People who get paid tips also prefer to get picked up outside work after their shift, rather than walk with a roll of bills, Smith said.
Erin Holmes, executive director of Vieux Carre Property Owners, Residents, & Associates, said she also fears that if a plan is implemented without major public-transit adjustments, adjacent neighborhoods like Treme and Faubourg Marigny would face parking and traffic problems as a result.
“The cars have to go somewhere,” she said.
Karley Frankic, executive director of the French Quarter Management District, said the French Quarter already gets “walkability” scores in the 90s, on a scale of 100.
“It’s already very walkable,” she said, noting that the city has identified some bond money that could fix impediments like cracked and damaged sidewalks and corners without American Disability Act ramps.

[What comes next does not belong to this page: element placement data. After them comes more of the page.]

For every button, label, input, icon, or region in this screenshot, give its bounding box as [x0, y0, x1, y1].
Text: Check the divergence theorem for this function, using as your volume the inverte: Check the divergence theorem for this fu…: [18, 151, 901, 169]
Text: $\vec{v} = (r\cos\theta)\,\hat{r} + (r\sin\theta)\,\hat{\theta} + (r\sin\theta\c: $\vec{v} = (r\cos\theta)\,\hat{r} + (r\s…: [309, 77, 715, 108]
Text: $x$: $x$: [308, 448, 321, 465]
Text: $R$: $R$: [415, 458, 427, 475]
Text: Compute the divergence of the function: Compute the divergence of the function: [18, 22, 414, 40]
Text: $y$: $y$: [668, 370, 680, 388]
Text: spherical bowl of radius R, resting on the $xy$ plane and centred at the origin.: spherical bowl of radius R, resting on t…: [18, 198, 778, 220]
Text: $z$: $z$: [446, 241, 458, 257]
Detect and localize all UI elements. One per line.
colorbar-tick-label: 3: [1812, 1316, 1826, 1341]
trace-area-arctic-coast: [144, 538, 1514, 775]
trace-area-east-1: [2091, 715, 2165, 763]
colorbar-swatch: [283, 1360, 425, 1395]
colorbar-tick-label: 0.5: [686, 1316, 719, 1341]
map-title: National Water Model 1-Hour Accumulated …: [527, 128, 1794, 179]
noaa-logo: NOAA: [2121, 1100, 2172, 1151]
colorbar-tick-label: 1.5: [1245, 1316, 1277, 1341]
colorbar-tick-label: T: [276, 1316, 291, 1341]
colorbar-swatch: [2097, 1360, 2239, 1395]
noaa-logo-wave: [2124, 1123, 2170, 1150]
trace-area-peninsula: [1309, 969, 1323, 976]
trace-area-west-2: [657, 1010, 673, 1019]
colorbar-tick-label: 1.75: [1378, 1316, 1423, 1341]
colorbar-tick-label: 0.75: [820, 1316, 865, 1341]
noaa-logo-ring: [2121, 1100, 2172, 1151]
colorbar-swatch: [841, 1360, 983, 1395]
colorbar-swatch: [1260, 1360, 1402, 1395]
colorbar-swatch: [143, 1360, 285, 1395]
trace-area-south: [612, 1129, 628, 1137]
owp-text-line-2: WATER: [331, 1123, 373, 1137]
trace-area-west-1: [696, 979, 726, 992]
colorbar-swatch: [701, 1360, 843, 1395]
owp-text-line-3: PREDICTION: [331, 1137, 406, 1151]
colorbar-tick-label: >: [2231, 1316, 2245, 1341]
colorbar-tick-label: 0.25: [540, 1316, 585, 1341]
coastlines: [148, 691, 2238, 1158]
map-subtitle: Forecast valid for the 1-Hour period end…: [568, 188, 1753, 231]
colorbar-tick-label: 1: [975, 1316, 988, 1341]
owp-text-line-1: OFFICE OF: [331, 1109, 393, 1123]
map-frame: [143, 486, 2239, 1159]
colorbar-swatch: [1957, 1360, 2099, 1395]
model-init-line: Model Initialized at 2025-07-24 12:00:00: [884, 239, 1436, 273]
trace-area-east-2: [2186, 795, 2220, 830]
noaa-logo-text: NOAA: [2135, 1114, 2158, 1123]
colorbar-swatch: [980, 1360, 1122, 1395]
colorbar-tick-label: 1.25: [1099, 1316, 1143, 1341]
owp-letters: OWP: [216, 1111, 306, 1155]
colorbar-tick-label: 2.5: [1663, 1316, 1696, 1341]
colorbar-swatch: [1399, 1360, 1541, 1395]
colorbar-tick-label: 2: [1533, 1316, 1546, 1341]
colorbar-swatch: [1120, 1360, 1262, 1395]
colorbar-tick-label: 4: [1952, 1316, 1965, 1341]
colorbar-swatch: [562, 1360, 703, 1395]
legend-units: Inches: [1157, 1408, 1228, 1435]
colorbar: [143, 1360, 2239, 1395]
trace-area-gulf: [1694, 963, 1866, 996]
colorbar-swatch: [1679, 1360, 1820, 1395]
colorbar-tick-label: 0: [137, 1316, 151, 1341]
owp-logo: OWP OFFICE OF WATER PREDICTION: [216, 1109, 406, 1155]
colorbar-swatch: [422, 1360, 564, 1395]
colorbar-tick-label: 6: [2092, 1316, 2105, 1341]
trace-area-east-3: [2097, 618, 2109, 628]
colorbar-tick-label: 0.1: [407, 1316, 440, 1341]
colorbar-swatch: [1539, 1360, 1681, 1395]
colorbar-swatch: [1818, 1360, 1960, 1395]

This, she contends, has the potential to improve the pedestrian experience more than the elimination of automobiles.
Still, both groups the women represent agree with some of the city’s proposals, including the closure of French Market Place to motorized vehicles and a “slow car” plan, with a 20 mph speed limit on exterior French Quarter streets and a 15 mph limit on the half square-mile’s interior streets.